What Can I Do With Sociology Degree? Here's the Answer

 Many people take their first sociology course just to meet college requirements, not knowing much about the field before stepping into that first course. However, soon after, many fell in love with the subject matter and decided to major in it. If this is you, you may be asking yourself, "what can i do with sociology degree?"

Most people who think of themselves as sociologists or have the word "sociologist" in their job titles have postgraduate training, but a BA in sociology applies a sociological perspective to a wide range of jobs in sectors such as business, health professions, criminal justice systems, social services, and government.

What I Can Do With Sociology Degree?

As a strong liberal arts major, a BA in sociology provides several things:

A bachelor's degree provides broad preparation for entry-level positions across the business, social services, nonprofit, and government worlds. Employers are looking for people with the skills a sociology undergraduate education provides, such as research, critical thinking, and analytic skills.

Because its subject matter is intrinsically interesting, sociology offers valuable preparation for careers in journalism, politics, public relations, business, or public administration – fields that involve investigative skills and working with diverse groups.

Many students choose sociology because they see it as a broad liberal arts base for professions such as law, education, medicine, social work, and counseling.

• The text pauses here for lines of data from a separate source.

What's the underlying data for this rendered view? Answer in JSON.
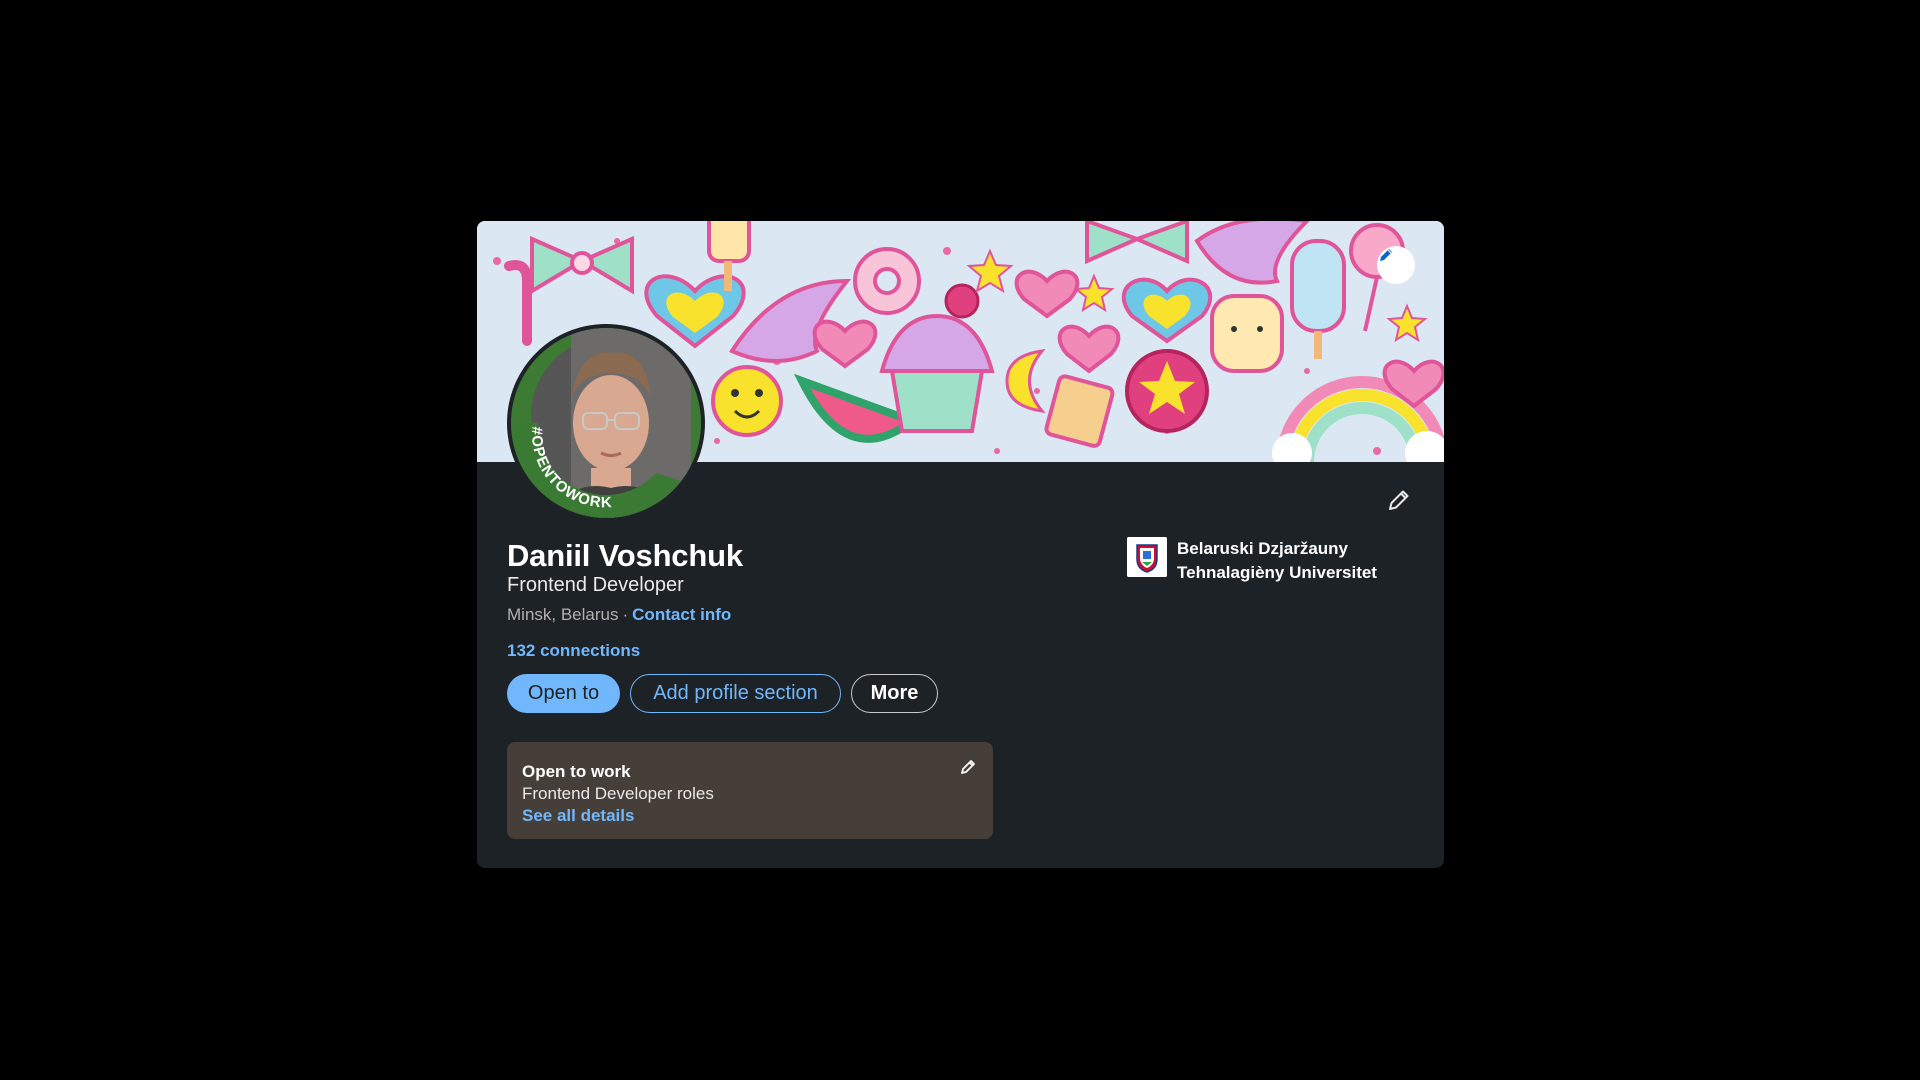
{
  "banner": {
    "edit_icon": "pencil-icon"
  },
  "avatar": {
    "frame_text": "#OPENTOWORK",
    "frame_color": "#3a7a33"
  },
  "profile": {
    "name": "Daniil Voshchuk",
    "headline": "Frontend Developer",
    "location": "Minsk, Belarus",
    "separator": "·",
    "contact_info_label": "Contact info",
    "connections_label": "132 connections",
    "edit_icon": "pencil-icon"
  },
  "actions": {
    "open_to_label": "Open to",
    "add_section_label": "Add profile section",
    "more_label": "More"
  },
  "open_to_work": {
    "title": "Open to work",
    "roles": "Frontend Developer roles",
    "details_link": "See all details",
    "edit_icon": "pencil-icon"
  },
  "education": {
    "line1": "Belaruski Dzjaržauny",
    "line2": "Tehnalagièny Universitet",
    "logo_icon": "university-crest-icon"
  },
  "colors": {
    "page_bg": "#000000",
    "card_bg": "#1d2226",
    "accent": "#71b7fb",
    "otw_box_bg": "#463f39"
  }
}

Sociology provides a rich knowledge fund that is directly related to each of these fields.

What You Can Do With A Sociology Degree

With an advanced degree (MA or Ph.D.), it is more likely that the job will have a sociologist degree, but many opportunities exist - the diversity of sociological careers ranges further. Many jobs outside of academia do not always carry a sociologist-specific degree. These include the following:

Sociologists become high school or faculty teachers at colleges and universities, advising students, conducting research, and publishing their work. More than 3,000 colleges currently offer sociology courses.

Sociologists enter the corporate, nonprofit, and government worlds as research directors, policy analysts, consultants, human resources managers, and program managers.

Practicing sociologists with advanced degrees may be called research analysts, survey researchers, gerontologists, clinical sociologists, statisticians, urban planners, community developers, criminologists, or demographers.

Several MA and Ph.D. sociologists receive specialized training to become counselors, therapists, or program directors in social service agencies.

Today, sociologists embark on hundreds of career paths. Although teaching and conducting research remain the dominant activities among thousands of professional sociologists today, other forms of work are growing both in number and in significance. In several sectors, sociologists work closely with economists, political scientists, anthropologists, psychologists, social workers, and others, reflecting a growing appreciation of sociology's contribution to interdisciplinary analysis and action.